Когда Тимофею предложили временно пожить в землянке с семьей Комаров, Пескарю словно кто горящий окурок в зад воткнул. Старик распалился, раскричался так, что собаки в Октябрьском на его ругань брехом откликнулись. Дружно, голосисто. До ночи не смолкали.
С тех пор никто из ссыльных не обижал Пескаря. Боялись, что в следующий раз милицию разбудит старик. Да и Комар держался от греха подальше. Кому охота в свой адрес гнусные подробности выслушивать. Но жить поневоле приходилось в одном селе. И как ни старайся, сталкивались люди в Усолье. У Пескаря при этом дыхание перехватывало от лютой ярости. Ну за что он вместе с этими, почти одинаково наказан?
— Эх-х, умел бы писать! Да не повезло. Иначе б все просказал про судьбину колченогую, — горевал старик не раз.
В своих снах он часто видел родное село, соседей, лес, всю семью счастливой, свободной. И не выдержав однажды, попросился в поселок за харчами. Сын не догадался о задумке отца. А тот, едва ступив на берег Октябрьского, свернул к поссовету.
Михаил Иванович читал газету, когда Пескарь, коряво переступив порог, вошел в кабинет.
— Чего надо? — не отрывая глаз от газеты, спросил Волков.
— Помоги нам, человек! Ради Бога, подсоби! Век за тебя молиться стану! — сорвался голос у Тимофея.

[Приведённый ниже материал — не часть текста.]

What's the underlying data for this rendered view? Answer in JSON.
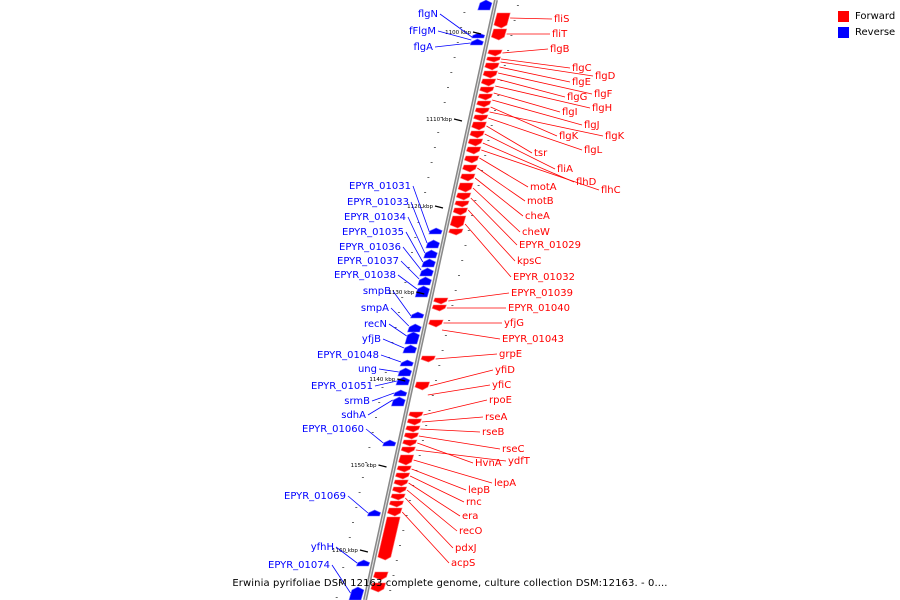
{
  "legend": {
    "forward": {
      "label": "Forward",
      "color": "#ff0000"
    },
    "reverse": {
      "label": "Reverse",
      "color": "#0000ff"
    }
  },
  "caption": "Erwinia pyrifoliae DSM 12163 complete genome, culture collection DSM:12163. - 0....",
  "ticks": [
    "1100 kbp",
    "1110 kbp",
    "1120 kbp",
    "1130 kbp",
    "1140 kbp",
    "1150 kbp",
    "1160 kbp"
  ],
  "reverse_genes": [
    "flgN",
    "fFlgM",
    "flgA",
    "EPYR_01031",
    "EPYR_01033",
    "EPYR_01034",
    "EPYR_01035",
    "EPYR_01036",
    "EPYR_01037",
    "EPYR_01038",
    "smpB",
    "smpA",
    "recN",
    "yfjB",
    "EPYR_01048",
    "ung",
    "EPYR_01051",
    "srmB",
    "sdhA",
    "EPYR_01060",
    "EPYR_01069",
    "yfhH",
    "EPYR_01074"
  ],
  "forward_genes": [
    "fliS",
    "fliT",
    "flgB",
    "flgC",
    "flgD",
    "flgE",
    "flgF",
    "flgG",
    "flgH",
    "flgI",
    "flgJ",
    "flgK",
    "flgK",
    "flgL",
    "tsr",
    "fliA",
    "flhD",
    "flhC",
    "motA",
    "motB",
    "cheA",
    "cheW",
    "EPYR_01029",
    "kpsC",
    "EPYR_01032",
    "EPYR_01039",
    "EPYR_01040",
    "yfjG",
    "EPYR_01043",
    "grpE",
    "yfiD",
    "yfiC",
    "rpoE",
    "rseA",
    "rseB",
    "rseC",
    "HvnA",
    "ydfT",
    "lepA",
    "lepB",
    "rnc",
    "era",
    "recO",
    "pdxJ",
    "acpS"
  ]
}
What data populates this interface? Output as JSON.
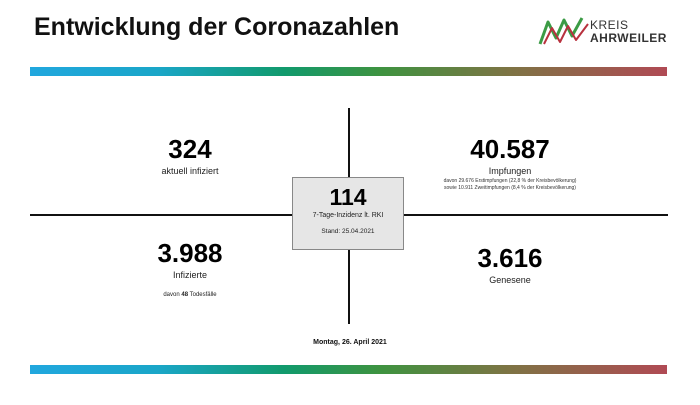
{
  "header": {
    "title": "Entwicklung der Coronazahlen",
    "logo_line1": "KREIS",
    "logo_line2": "AHRWEILER"
  },
  "colors": {
    "logo_green": "#3b9b45",
    "logo_red": "#b8313e",
    "bar_blue": "#21a7de",
    "bar_green": "#3e9340",
    "bar_red": "#b04a54",
    "box_bg": "#e6e6e6"
  },
  "stats": {
    "infected_current": {
      "value": "324",
      "label": "aktuell infiziert"
    },
    "vaccinations": {
      "value": "40.587",
      "label": "Impfungen",
      "note1": "davon 29.676 Erstimpfungen (22,8 % der Kreisbevölkerung)",
      "note2": "sowie 10.911 Zweitimpfungen (8,4 % der Kreisbevölkerung)"
    },
    "infected_total": {
      "value": "3.988",
      "label": "Infizierte",
      "deaths_prefix": "davon",
      "deaths_value": "48",
      "deaths_suffix": "Todesfälle"
    },
    "recovered": {
      "value": "3.616",
      "label": "Genesene"
    }
  },
  "incidence": {
    "value": "114",
    "label": "7-Tage-Inzidenz lt. RKI",
    "stand": "Stand: 25.04.2021"
  },
  "footer": {
    "date": "Montag, 26. April 2021"
  }
}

— Силен! Самому уже немало. А еще на целый век жизни замахнулся! Ну, выкладывай, что у тебя? Кто грызет и точит?
Старик сбивчиво рассказал, что случилось с его семьей, как она оказалась тут. И попросил:
— Ослобоните сына с бабой и детьми! Они ж навовсе не виноватые тут маются! Ить защитник! Калека с войны! Вовсе без ног остался! — повернулся Пескарь к человеку, внезапно появившемуся в кабинете.
— Сын фронтовик! А отец — предатель Отечества! Ну и дела! — развел тот руками.
— И не предатель я! Вот письмо наших, деревенских. Тут про меня. Если б говном был, не вступались бы! — дрожал Пескарь.
— Филькина грамота! Таких бумаг, не заверенных властями, не подтвсржденных официальными лицами, можно кучу наплодить. Не считайте нас за дураков. Вас предателем признало государство! А вы на деревню ссылаетесь! — злился вошедший.
— А деревня наша, разве не государственная кровина? Иль ей меньше знать дано про свой люд? Я в ней всю жисть прожил! — кипел Пескарь.
— Не прожил! До позора дожил! — вставил Волков.
— В полицаях был? Был иль нет? — давил вошедший.
— Числился! — выпалил Тимофей.
— А разве это не одно и тоже? Так чего хочешь?
— Чтоб сына освободили от ссылки! Он — фронтовик!
— Твое семя! Фронтовиком по мобилизации стал. Если б остался, тоже немцам служил бы, — вставил Волков.